Trim the green beans. Bring a large pot of water to a boil. Prepare a large bowl of ice water.
Blanch the beans: Add the beans to the boiling water and cook for 3 to 4 minutes (or 4 to 5 minutes for standard green beans)*, until tender but still crisp. Right when the beans are tender, remove them from the boiling water with tongs and transfer them to the bowl of ice water. Once cool, drain and pat them dry on a clean dish cloth. (You can blanch the beans up to 3 days in advance and refrigerate until completing Step 3.)
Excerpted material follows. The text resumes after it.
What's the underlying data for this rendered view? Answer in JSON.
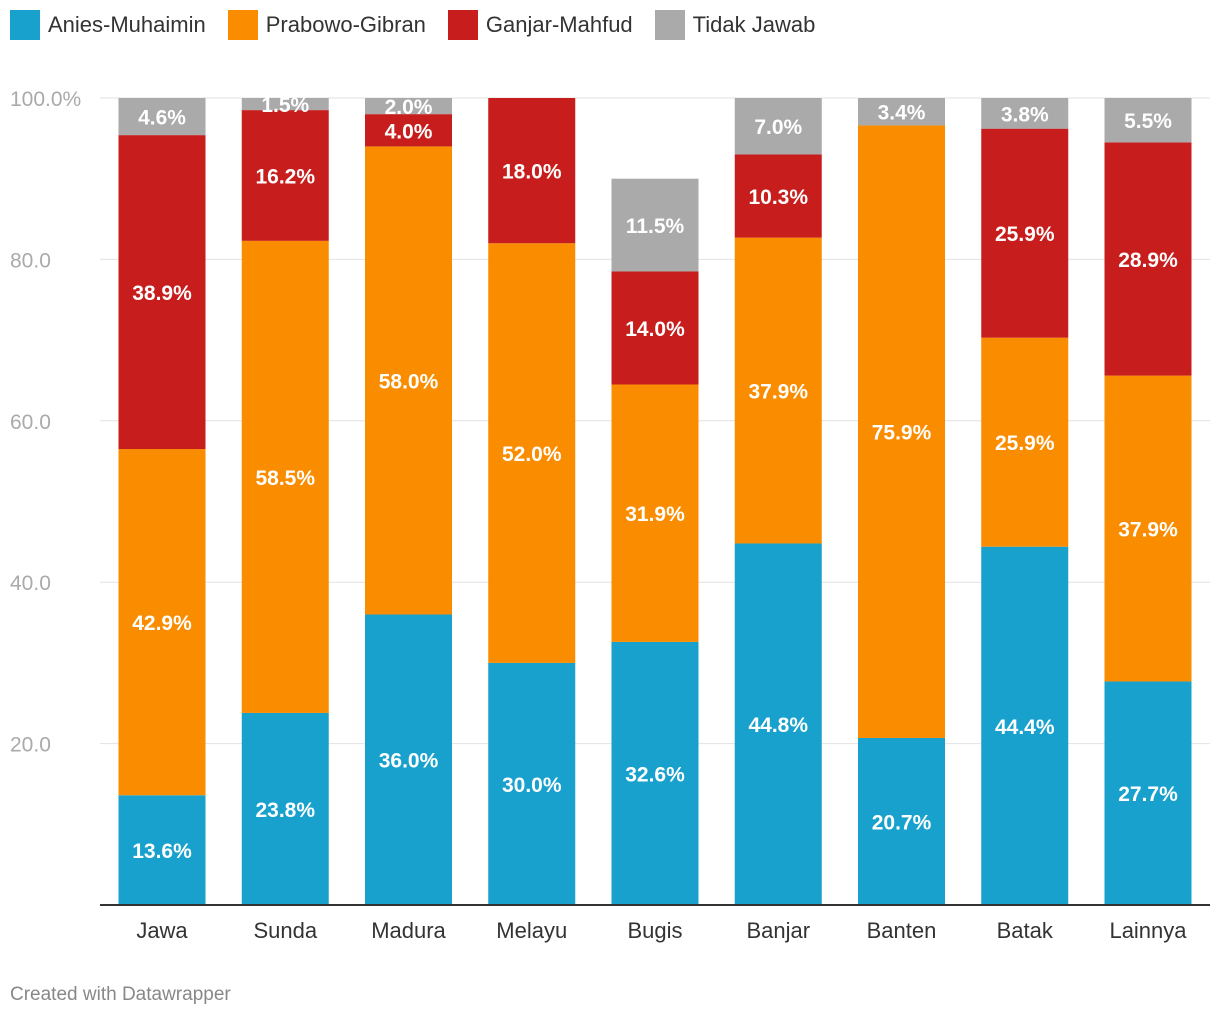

Cook the beans: In a medium skillet, heat the butter over medium heat. Add the sliced almonds and cook for 30 seconds until fragrant but not yet browned. Add the dried green beans and salt and cook for 2 to 3 minutes until warmed through and almonds are lightly browned. Add the garlic and cook 1 minute more, until the garlic is fragrant. Remove from the heat and stir in the lemon zest. Taste and add a few more pinches salt if necessary.
Notes
French green beans vs. standard: Haricots verts are thinner and more tender. Standard green beans (string beans) work, just blanch them 4 to 5 minutes instead.
Shallots: Add a finely minced shallot with the garlic to add a subtle sweetness.
Almonds: Sliced almonds toast more evenly, but slivered almonds work too. For a nut-free version, use sunflower seeds or pepitas.
Make ahead: Blanch beans up to 3 days in advance and refrigerate until ready to finish in the skillet.
Dairy-free/vegan: Use olive oil or plant-based butter.